Confusing Supply with Demand

This act of arson, apparently an example of 'eco-terrorism,' has me thinking that the perpetrators (assuming environmental motives) got the economics wrong. The irony that this supposedly environmental act has led to many more wasted resources than has been well noted. I think it is also true that if this is an attempt at raising awareness - they could have done almost as well using Greenpeace-style tactics (i.e. non-destructive). But what strikes me is that the problem, should they want to address it, is demand not supply. By attacking the supply, sure you could make it marginally more expensive (decrease supply temporarily, increase insurance costs), but the resulting decrease in quantity of large homes transacted will be inconsequential. In fact this just adds more pressure to develop rural lands because the demand remains but the supply is diminished. So what should be addressed is the demand for these houses. But of course, the solution to lower the demand for these houses is complicated and requires government - something these groups have seemed to have given up on, but the raison d'etre of The Oregon Economics Blog.
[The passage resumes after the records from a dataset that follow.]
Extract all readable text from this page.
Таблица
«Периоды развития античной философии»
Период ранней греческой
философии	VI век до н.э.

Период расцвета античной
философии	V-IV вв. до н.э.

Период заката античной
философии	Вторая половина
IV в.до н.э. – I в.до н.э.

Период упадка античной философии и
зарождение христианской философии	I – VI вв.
So, other than protecting certain lands from development, what can government do? Pigouvian taxes to get the real social and environmental costs reflected in the price of the house is one way, increase the desirability of living closer to the center (transit, investment in downtown areas, incentives for high density development) and promotion of business investment to concentrate jobs in core areas, are others. Other creative ideas out there?

1 comment:

Jeff said...

I wonder why the environmental group bothered with a handful of $2,000,000 houses in the country. It seems like only a tiny fraction of the population can purchase a $2,000,000 house and pay the exorbitant taxes and utilities that go along with such a property.

I wonder how the carbon emissions of such a property compare to a cross-country flight on a jet airplane. Could the latter be even worse than heating a 4000 sq ft for 5 months of the year?

You're right about the Pigouvian taxes. Clearly, taxes on natural gas and electricity usage could reduce the size of houses. Higher gas taxes could reduce sprawl.

As for other ideas, a local government has some direct control over the size and placement of new housing.

The most direct control is the System Development Charge (SDC). For example, in Corvallis a new home builder may have to pay a $25,000 SDC to account for the expenses associated with extensions to the water and sewage systems. They tailor the SDC to the house - including the number of faucets, and how far uphill you live from the water source. Bend, OR has had extremely low SDCs, which goes a long way in explaining its overdevelopment. I've heard that Wilsonville has SDCs ranging up to $75,000, however, which has restricted development and raised the prices of homes.

Property taxes are another direct means of control. Of course, these are usually subject to voter approval, so maybe there isn't much control there.